ÉPOCA – Há algo em comum nessas histórias?
Pachá –
 Muito. Quem ainda ama costuma achar que é possível manter a relação com o amor que só ela sente. É como se a pessoa tivesse condições de amar pelos dois. Só que não tem jeito. Quem não ama não ama. É duro lidar com isso, porque não depende de você. Ninguém escolhe o momento em que o amor acabar e, culturalmente, não nos preparamos para quando o fim chega. Nossa cultura é a do amor romântico, em que só a morte é o ponto final. Por isso, quando o amor acaba há uma dose de culpa, medo de ter errado. Depois vem a angústia de tentar manter a relação. Todas essas histórias com finais tristes tiveram começos felizes. Se você pergunta para um casal quando eles se apaixonaram, os dois se lembram do coração pulando. Mas nenhum consegue ver quando chega o fim.
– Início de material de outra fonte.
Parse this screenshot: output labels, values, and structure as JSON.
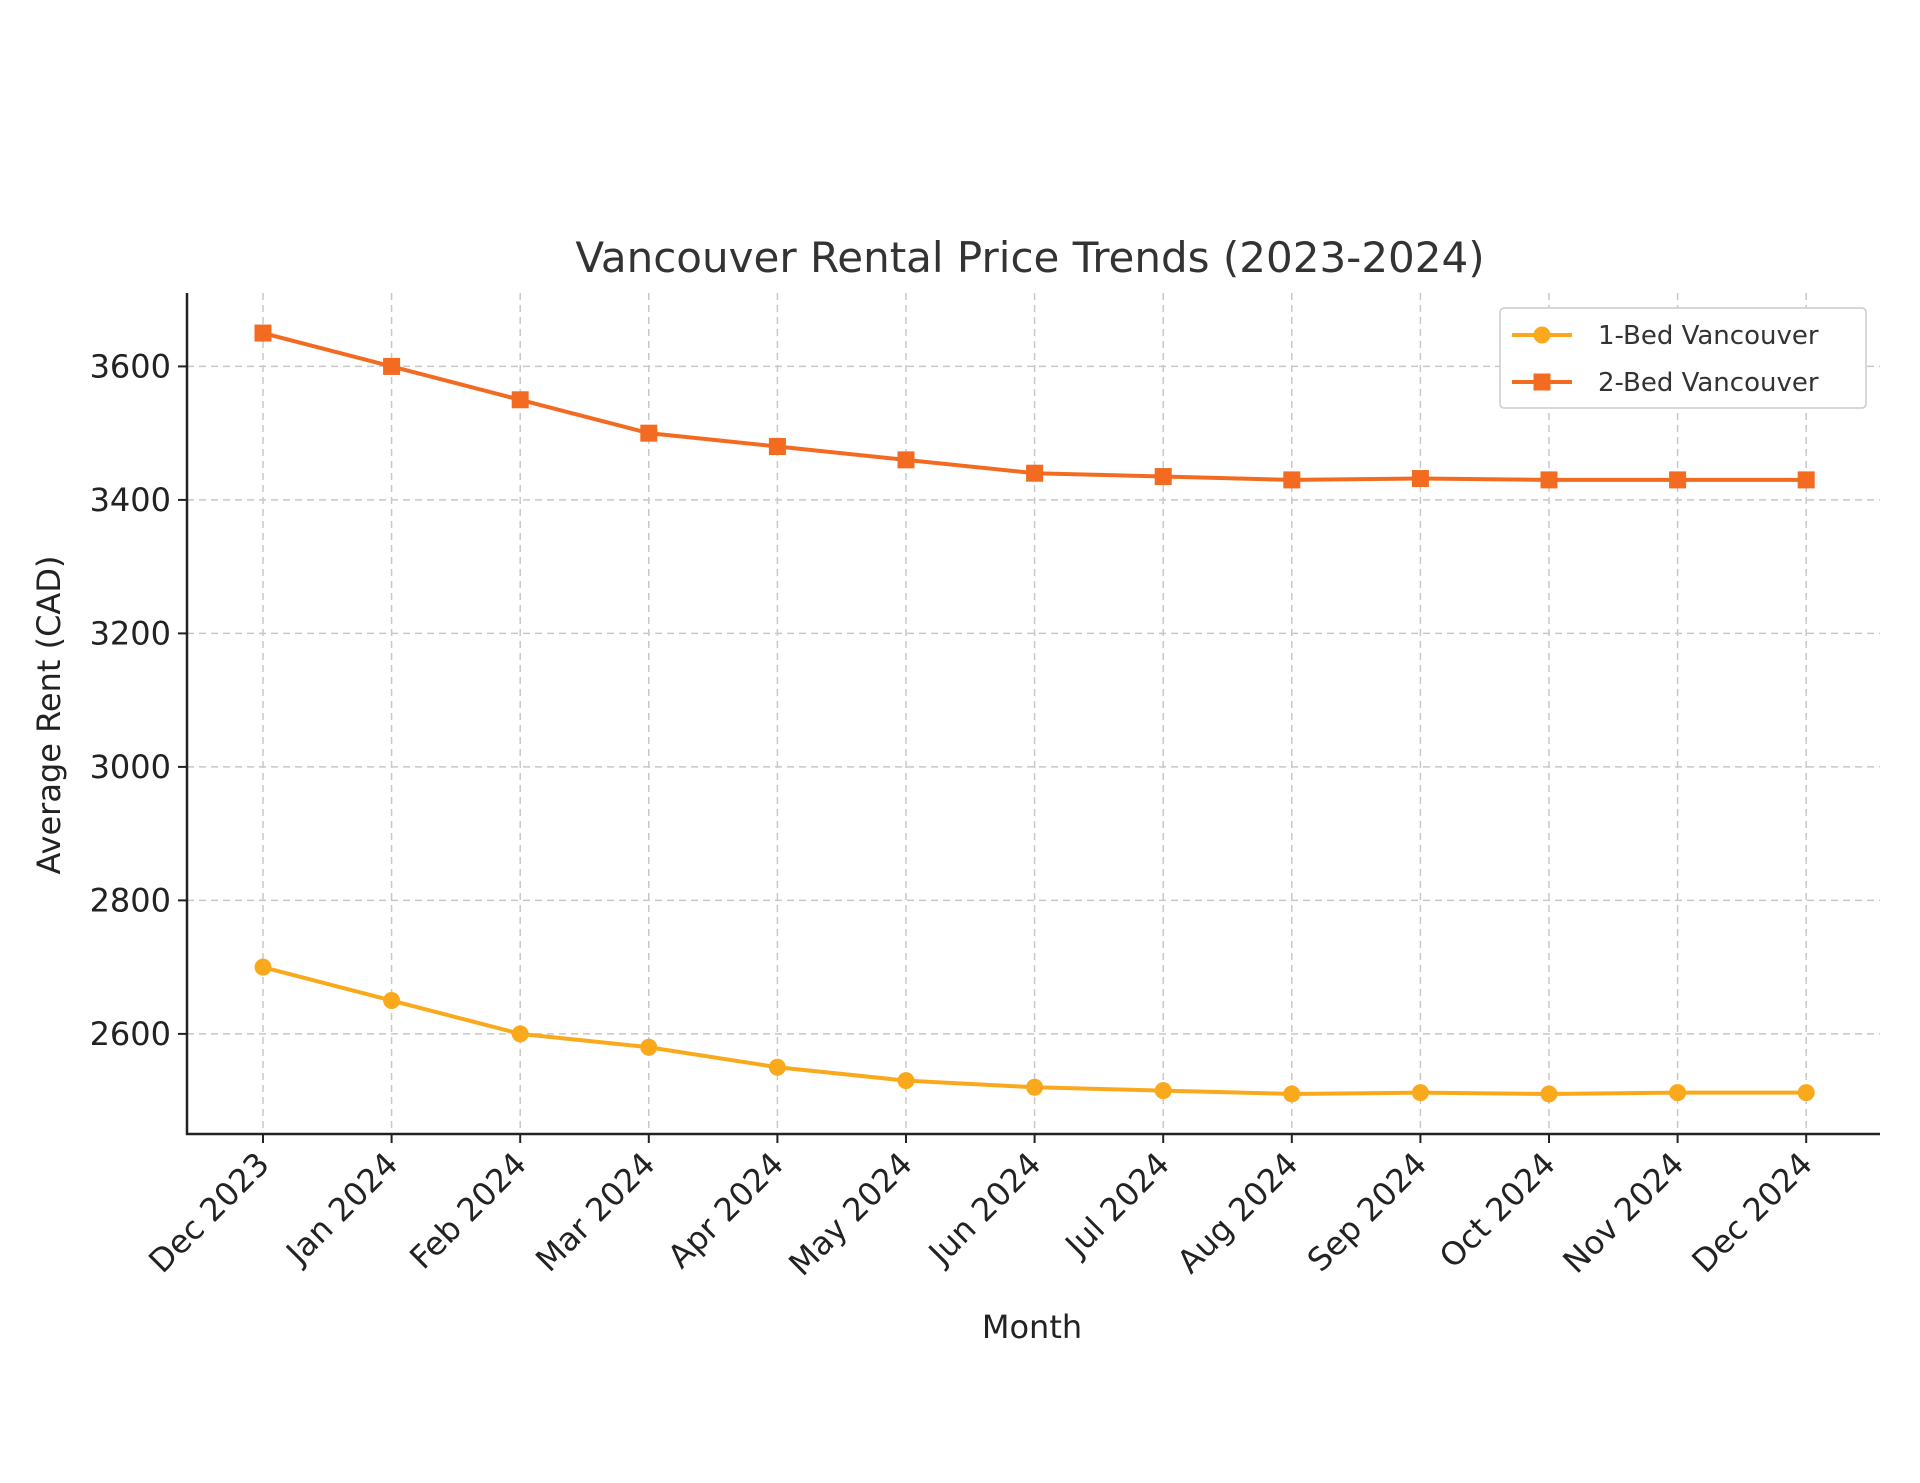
{
  "chart_data": {
    "type": "line",
    "title": "Vancouver Rental Price Trends (2023-2024)",
    "xlabel": "Month",
    "ylabel": "Average Rent (CAD)",
    "categories": [
      "Dec 2023",
      "Jan 2024",
      "Feb 2024",
      "Mar 2024",
      "Apr 2024",
      "May 2024",
      "Jun 2024",
      "Jul 2024",
      "Aug 2024",
      "Sep 2024",
      "Oct 2024",
      "Nov 2024",
      "Dec 2024"
    ],
    "ylim": [
      2450,
      3710
    ],
    "yticks": [
      2600,
      2800,
      3000,
      3200,
      3400,
      3600
    ],
    "grid": true,
    "legend_position": "top-right",
    "series": [
      {
        "name": "1-Bed Vancouver",
        "color": "#F9A91B",
        "marker": "circle",
        "values": [
          2700,
          2650,
          2600,
          2580,
          2550,
          2530,
          2520,
          2515,
          2510,
          2512,
          2510,
          2512,
          2512
        ]
      },
      {
        "name": "2-Bed Vancouver",
        "color": "#F26B21",
        "marker": "square",
        "values": [
          3650,
          3600,
          3550,
          3500,
          3480,
          3460,
          3440,
          3435,
          3430,
          3432,
          3430,
          3430,
          3430
        ]
      }
    ]
  }
}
Não há algo como “Meio dia, do dia 10 de janeiro, eu deixei de amar.”
ÉPOCA – A senhora é casada? Depois de ver todas essas histórias, ainda consegue acreditar no casamento?
Pachá –
 Sou casada há quase 20 anos! (risos) Tenho dois filhos. Sou otimista em relação ao ser humano. As relações que vivemos, mesmo quando acabam, são verdadeiras. Quanto menos se idealiza um relacionamento, mais feliz se consegue ser. Penso que o bom do casamento é aquele amor pedestre, compreensivo. Não tem trilha sonora ou café na cama. Às vezes, as pessoas acordam de mau humor ou a casa fica desarrumada. Os conflitos existem. Se por um lado os divórcios cresceram, por outro também aumentou o número de casamentos – formais e informais. Faz parte da nossa condição buscar alguém para compartilhar a vida.